Cognitive Biases – So unzuverlässig denken wir
09. März 2018
Cognitive Biases (auf deutsch: Kognitive Verzerrungen) sind meist unbewusste, systematische Verzerrungen in unseren Wahrnehmungen, Entscheidungen und Urteilsfindungen. Unsere Ideation-Experten zeigen, warum Biases bei der Ideengenerierung relevant sind und geben Tipps, wie ihr Einfluss reduziert werden kann.
Heuristiken: Abkürzungen des Gehirns
Täglich werden über 5 Trillionen Bytes an Daten generiert – mit steigender Tendenz. Allein in den vergangenen zwei Jahren wurden 90 Prozent des heutigen Datenbestandes der Welt erzeugt. Unser Gehirn hingegen ist das Ergebnis einer langen evolutionären Entwicklung und kann mit der Komplexität und Schnelligkeit unserer Umwelt nur schwer Schritt halten. Laut Daniel Kahneman spielen sich unsere kognitiven Prozesse in zwei Systemen ab: System 1, unser Autopilot, arbeitet automatisch und schnell, weitgehend mühelos und ohne willentliche Steuerung. System 2 führt langsame, sequenzielle Denkprozesse aus, ist sehr viel schwerfälliger und in seiner Verarbeitungskapazität beschränkt.
Einerseits ist da also eine enorme Menge an Informationen, die uns umgibt. Andererseits sind wir gezwungen, auch in unsicheren Situationen schnell zu handeln. Daher greift unser Gehirn – das System 1 – auf unbewusste, routinierte Denkprozesse zurück und arbeitet auf Grundlage bestehender Überzeugungen und Erfahrungen aus der Vergangenheit. Diese mentalen Abkürzungen werden Heuristiken genannt.
Diese kognitive Strategie liefert schnelle, sichere Lösungen und vereinfacht die Urteilsfindung.

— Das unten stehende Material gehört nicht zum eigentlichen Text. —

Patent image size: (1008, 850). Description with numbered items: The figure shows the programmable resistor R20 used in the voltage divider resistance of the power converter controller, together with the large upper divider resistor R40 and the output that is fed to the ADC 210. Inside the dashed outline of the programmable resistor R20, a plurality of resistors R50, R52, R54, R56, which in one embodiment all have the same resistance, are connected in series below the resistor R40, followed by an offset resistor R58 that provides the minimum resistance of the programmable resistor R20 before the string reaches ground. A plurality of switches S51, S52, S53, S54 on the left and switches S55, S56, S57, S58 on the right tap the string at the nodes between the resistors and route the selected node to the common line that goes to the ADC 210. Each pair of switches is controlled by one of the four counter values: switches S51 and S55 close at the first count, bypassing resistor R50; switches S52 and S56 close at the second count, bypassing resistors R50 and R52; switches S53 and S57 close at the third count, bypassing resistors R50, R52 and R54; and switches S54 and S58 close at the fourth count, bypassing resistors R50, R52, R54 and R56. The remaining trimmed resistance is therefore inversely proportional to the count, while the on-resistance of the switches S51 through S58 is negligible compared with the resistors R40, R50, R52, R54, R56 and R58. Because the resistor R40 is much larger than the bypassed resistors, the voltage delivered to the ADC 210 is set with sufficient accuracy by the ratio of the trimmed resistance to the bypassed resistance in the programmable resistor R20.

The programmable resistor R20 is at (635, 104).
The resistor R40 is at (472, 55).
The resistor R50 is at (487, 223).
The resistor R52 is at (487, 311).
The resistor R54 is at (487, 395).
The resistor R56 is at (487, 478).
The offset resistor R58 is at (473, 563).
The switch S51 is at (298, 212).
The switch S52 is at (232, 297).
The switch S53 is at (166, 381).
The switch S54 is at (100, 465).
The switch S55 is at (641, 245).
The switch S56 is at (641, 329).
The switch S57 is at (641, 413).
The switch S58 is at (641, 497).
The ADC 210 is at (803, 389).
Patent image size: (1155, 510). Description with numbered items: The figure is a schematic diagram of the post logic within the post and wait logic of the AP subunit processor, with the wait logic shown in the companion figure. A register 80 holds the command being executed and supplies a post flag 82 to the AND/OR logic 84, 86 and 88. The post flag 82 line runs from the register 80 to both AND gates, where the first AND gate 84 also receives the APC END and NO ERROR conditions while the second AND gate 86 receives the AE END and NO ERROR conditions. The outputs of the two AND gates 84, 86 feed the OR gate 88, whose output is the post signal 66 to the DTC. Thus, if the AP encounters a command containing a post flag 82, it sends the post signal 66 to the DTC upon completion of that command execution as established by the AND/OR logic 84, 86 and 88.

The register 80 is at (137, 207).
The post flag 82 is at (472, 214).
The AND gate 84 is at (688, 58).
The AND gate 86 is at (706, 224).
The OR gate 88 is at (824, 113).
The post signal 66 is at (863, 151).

Das sichert zwar das Überleben, fördert aber bei weitem keine Innovation. Denn obwohl Heuristiken in vielen Fällen effizient und sinnvoll sind, führen sie unter bestimmten Bedingungen zu systematischen Fehleinschätzungen – sogenannten kognitiven Verzerrungen oder auch Biases. Bei der Ideenfindung hemmen sie kreatives und innovatives, insbesondere divergierendes, Denken.
Relevante Biases kennen und verstehen
Der erste wichtige Schritt ist getan, wenn man sich der Biases bewusst wird und dem eigenen Denken skeptisch gegenübersteht. Anschließend gilt es, die wichtigsten Biases genau zu kennen und zu wissen, wann sie auftreten können. Für den Ideation-Prozess sind folgende fünf Biases besonders relevant:
- Der Anchoring Bias beschreibt den Einfluss bereits bekannter Informationen auf unsere Entscheidungsfindung.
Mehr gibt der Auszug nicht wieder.